With 12 days until our anatomy scan and likelihood of discovering Falco’s sex, topics related to sex, gender and parenting have been swirling through my head. In conversations with friends last night and throughout the previous weeks, I have disclosed what I am about to tell you: raising a child with a penis terrifies me. My goal is to unpack some of that here.

I feel that raising a feminist son is one of the hardest and most important jobs in the world. I have no doubt that if our child ends up being a boy, K and I are equipped and motivated to raise him with respect for women. This job, however, feels really daunting at times. K and I have spent the majority of our lives experiencing gender privilege from the side of the have-not’s. I understand what it’s like to experience white privilege and I feel confident in my ability to parent our children as intentional, thoughtful allies to people of color, but some of my internalized gender oppression creeps into my confidence to parent a feminist son and translates into self-doubt.

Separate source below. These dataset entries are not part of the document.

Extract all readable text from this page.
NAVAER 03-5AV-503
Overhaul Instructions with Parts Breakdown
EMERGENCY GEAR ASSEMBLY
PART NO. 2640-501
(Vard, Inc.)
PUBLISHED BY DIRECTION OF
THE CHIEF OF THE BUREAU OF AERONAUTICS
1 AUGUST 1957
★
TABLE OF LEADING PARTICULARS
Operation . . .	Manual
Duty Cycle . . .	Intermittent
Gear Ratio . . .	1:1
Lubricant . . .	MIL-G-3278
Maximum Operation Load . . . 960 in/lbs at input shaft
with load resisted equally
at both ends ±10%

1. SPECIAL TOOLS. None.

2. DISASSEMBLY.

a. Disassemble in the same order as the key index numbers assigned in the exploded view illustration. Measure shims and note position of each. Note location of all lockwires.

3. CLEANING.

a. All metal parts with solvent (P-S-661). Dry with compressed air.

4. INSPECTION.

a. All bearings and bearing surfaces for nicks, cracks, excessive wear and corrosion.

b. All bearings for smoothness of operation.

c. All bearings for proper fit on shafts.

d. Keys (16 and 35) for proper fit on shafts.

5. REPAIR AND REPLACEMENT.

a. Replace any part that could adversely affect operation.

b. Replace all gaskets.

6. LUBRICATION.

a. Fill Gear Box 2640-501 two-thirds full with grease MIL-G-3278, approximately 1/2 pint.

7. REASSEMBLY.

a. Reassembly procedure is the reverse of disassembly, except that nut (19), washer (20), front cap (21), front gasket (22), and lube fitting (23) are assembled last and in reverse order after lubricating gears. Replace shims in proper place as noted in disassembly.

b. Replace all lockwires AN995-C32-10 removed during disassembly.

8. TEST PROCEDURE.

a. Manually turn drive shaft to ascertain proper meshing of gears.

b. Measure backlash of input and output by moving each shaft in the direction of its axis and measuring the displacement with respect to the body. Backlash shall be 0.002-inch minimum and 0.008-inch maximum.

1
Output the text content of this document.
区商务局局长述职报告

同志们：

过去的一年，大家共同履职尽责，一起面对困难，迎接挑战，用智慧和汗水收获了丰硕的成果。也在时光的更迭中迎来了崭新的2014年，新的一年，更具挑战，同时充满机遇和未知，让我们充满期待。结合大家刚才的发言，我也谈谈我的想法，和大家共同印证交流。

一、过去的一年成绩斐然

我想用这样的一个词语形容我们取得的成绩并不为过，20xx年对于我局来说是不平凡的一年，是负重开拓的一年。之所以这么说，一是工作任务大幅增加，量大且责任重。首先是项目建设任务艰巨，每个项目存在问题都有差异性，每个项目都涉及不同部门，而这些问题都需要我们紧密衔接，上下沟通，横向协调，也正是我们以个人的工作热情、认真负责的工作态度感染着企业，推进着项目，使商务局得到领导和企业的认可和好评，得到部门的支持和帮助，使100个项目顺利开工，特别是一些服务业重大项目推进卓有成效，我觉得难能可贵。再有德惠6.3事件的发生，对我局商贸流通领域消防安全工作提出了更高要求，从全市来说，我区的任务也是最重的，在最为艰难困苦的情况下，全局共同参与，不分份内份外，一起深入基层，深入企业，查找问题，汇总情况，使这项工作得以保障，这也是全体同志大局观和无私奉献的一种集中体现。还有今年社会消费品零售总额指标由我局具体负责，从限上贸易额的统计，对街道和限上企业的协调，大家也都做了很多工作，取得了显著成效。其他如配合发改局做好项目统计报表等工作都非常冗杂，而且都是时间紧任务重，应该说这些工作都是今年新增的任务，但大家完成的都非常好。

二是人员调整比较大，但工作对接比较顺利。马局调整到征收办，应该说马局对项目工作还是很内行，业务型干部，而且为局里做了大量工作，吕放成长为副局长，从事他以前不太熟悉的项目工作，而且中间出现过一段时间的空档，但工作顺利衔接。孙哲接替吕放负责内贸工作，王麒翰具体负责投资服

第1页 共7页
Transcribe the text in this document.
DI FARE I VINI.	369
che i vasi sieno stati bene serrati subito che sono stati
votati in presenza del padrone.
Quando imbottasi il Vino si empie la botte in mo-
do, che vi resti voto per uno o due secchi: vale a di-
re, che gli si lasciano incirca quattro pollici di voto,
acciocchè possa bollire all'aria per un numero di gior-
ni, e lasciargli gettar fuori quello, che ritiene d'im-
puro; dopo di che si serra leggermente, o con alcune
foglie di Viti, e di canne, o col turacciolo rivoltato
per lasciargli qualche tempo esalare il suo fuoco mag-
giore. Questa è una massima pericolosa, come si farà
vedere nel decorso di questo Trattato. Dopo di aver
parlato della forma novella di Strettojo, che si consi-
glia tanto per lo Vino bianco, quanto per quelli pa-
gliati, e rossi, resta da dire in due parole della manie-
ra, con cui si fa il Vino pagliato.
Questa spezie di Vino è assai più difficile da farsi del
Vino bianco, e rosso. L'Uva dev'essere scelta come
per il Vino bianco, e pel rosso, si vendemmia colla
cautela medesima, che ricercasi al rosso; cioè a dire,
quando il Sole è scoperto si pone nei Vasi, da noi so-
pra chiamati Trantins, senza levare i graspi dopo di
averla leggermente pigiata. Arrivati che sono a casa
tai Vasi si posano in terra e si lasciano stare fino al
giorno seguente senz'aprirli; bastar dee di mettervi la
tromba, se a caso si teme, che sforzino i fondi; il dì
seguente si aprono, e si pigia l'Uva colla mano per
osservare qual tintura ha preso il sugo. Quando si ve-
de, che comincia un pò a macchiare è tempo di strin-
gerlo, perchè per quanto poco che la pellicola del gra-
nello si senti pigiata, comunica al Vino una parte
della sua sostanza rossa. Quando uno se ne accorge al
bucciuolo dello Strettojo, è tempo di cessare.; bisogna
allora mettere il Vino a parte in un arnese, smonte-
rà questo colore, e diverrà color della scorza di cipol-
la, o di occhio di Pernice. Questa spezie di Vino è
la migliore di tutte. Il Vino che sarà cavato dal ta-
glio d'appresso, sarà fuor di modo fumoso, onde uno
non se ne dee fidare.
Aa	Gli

I know that surrounding ourselves with like-minded parents will help me to express and address some of these issues, and that our collective consciousness will help us all to better raise feminist children. That’s why I am super grateful to have feminist parents in our lives that we respect, admire and trust. Some of them even write really phenomenal blog posts on the issue, and I highly suggest that our readers who want to parent feminist sons check out this link. I hope you find it as motivating and thought-provoking as I do.

Beyond the topic of feminism as it relates to raising a son, and I feel silly admitting this, I truly fear having a child that is born with a penis. Neither K nor I have penises, and our past experiences with people who were born penises have all involved circumcised ones (our decision would be to not circumcise our child), so there are some large limitations to our real-life experiences with this anatomy. Starting from early on, this presents some challenges, though not insurmountable ones, such as making sure we don’t hurt what I’ve heard can be a rather sensitive part of one’s flesh. As a child grows older, we’ll then address some awkward yet critical topics like sex drive, consent, safer sex, etc., and I really only know first-hand how these topics relate to having a vagina.

I’m sure that as parents, regardless of Falco’s sex, we will have moments of humor, doubt, hesitation, joy, outrage and more. It’s wonderful to know that we have this healing and cathartic space in which we can openly air and process it all so that we can be the very best parents we possibly can be.